Note: BackType’s (now open sourced) real time data processing engine Storm powers Twitter’s analytics product and real-time trends among other things.

Lambda Architecture

A wise man once told me that programming is about managing complexity and that is exactly why I love Nathan Marz’s approach to Big Data which is called “Lambda Architecture”:

Lambda Architecture
Lambda Architecture

There are three layers:

  1. Batch layer
    • The fundamental shift to be done when designing a Big Data system according to Nathan Marz is to have an append-only data set which means that once a bunch of data is written, it’s never altered, you can only add more to the set. The master data is immutable.
    • Each granular piece of data should be accompanied with a timestamp and should be uniquely identifiable. Add a nonce if required to ensure that each row is unique, so that inserts into the database can be idempotent.
      • This allows us to view the data as it was at any instant of time.
    • Schemas written using Apache Thrift
      • This enables us to validate the data before storage.
      • Thrift can generate wrappers for every programming language which makes the system language-agnostic for us.
    • We ask questions to our system by querying the precomputed views (called batch views), which are simply aggregated information that we generate from our master data similar to indexes in RDBMS systems for fast lookup.
      • Hadoop MapReduce can be used to precompute data. That is what MapReduce is designed for.
      • The batch views are regenerated from the master data continuously, so once a batch view has been generated, the next cycle of computing starts immediately. We’ll see why this is important.
    • This layer takes care of the storage of the data.
  2. Serving layer
    • The serving layer is a specialized distributed database that loads in batch views, makes them queryable, and continuously swaps in new versions of a batch view as they’re computed by the batch layer.
    • Answering queries is based on precomputing query functions to get “batch views” which is indexed for fast random reads.
    • This layer takes care of the fast queries on the data.
  3. Speed layer
    • Speed layer compensates for the last few hours of data coming in after batch layer took a “snapshot” for computation.
    • Speed layer is similar to batch layer in that it produces views based on data it receives but biggest difference is incremental updates for the incoming realtime data vs. recomputation updates.
    • Once data makes it through the batch layer into the serving layer, the corresponding results in the realtime views are no longer needed. This means you can discard pieces of the realtime view as they’re no longer needed.
    • If anything goes wrong, you can discard the state for entire speed layer and everything will be back to normal within a few hours. This “complexity isolation” property greatly limits the potential negative impact of the complexity of the speed layer.
    • This layer takes care of the queries including real-time data.
  4. Combining Results
    • The last piece of the Lambda Architecture is merging the results from the batch (serving layer) and realtime (speed layer) views to quickly compute query functions.
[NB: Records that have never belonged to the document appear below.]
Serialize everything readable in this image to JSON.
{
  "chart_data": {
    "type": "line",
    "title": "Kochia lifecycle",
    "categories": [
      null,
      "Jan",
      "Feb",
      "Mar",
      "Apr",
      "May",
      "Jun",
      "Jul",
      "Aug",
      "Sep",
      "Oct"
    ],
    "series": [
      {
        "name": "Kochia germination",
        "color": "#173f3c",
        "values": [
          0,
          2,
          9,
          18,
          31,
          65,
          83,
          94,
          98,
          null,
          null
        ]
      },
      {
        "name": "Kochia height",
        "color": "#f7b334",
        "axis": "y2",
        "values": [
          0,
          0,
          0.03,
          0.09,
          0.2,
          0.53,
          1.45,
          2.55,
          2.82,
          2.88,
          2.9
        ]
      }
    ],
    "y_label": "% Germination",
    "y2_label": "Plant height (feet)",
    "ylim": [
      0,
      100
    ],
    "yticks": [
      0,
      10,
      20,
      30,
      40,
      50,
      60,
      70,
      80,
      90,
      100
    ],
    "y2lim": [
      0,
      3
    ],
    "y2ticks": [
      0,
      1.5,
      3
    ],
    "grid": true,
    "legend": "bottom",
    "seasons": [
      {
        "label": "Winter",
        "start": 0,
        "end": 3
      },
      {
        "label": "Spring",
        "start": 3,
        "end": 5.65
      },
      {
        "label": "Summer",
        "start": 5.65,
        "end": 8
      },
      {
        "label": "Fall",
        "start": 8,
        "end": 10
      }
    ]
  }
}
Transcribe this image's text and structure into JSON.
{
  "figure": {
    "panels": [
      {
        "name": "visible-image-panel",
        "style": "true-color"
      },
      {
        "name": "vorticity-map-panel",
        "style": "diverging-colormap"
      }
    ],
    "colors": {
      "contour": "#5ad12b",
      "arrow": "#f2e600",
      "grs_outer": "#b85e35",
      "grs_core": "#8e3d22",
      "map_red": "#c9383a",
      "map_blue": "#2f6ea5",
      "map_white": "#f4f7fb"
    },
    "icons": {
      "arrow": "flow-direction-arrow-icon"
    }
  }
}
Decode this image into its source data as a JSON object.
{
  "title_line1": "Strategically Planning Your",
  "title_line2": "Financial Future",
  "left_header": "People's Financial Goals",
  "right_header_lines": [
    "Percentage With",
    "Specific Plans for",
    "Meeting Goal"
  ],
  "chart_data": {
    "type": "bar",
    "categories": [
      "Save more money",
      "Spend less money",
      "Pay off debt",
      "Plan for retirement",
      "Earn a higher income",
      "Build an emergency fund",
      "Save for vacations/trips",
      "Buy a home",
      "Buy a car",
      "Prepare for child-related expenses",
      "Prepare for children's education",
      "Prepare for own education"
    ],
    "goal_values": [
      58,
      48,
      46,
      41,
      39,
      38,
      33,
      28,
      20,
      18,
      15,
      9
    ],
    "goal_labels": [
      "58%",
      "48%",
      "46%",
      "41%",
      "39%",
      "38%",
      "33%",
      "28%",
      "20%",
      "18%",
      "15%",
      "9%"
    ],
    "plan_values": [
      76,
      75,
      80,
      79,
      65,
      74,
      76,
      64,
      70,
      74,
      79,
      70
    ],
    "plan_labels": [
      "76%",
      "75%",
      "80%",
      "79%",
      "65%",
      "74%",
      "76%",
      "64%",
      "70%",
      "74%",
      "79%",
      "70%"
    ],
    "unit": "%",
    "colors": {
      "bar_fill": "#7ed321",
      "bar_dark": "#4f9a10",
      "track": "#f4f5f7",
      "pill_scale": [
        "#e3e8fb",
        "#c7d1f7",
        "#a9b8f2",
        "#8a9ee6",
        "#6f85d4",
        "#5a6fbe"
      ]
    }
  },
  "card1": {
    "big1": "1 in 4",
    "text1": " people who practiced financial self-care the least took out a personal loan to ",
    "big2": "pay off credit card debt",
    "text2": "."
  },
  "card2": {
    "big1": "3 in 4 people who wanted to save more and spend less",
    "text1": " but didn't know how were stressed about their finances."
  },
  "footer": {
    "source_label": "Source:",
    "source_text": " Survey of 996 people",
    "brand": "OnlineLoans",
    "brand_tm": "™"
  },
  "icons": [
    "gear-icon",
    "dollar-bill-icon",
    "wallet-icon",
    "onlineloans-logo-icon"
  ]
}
Some of the benefits in the architecture compared to traditional database systems are:

  • Storage and Querying concepts are not mixed. This itself is a big win IMHO.
  • Human errors in computation can be easily fixed in a few hours because the batch views are regenerated every few hours (time taken depends on your calculations and data size).
  • Scalable (“Scalability is the ability of a system to maintain performance under increased load by adding more resources.”)
  • Real-time view of the data

Understanding this architecture is one thing but internalizing it by going through the details in the book is when the beauty of this architecture is really understood.

Note that the book is still a work-in-progress (MEAP version 7 as of this writing) and has already helped me understand Big Data architectures better than before. I am quite looking forward to the chapters in the latter half of the book.

To figure out if the book is relevant to you, I would recommend watching Nathan Marz’s presentation “Runaway Complexity in Big Data, and a Plan to Stop It” along with the slides.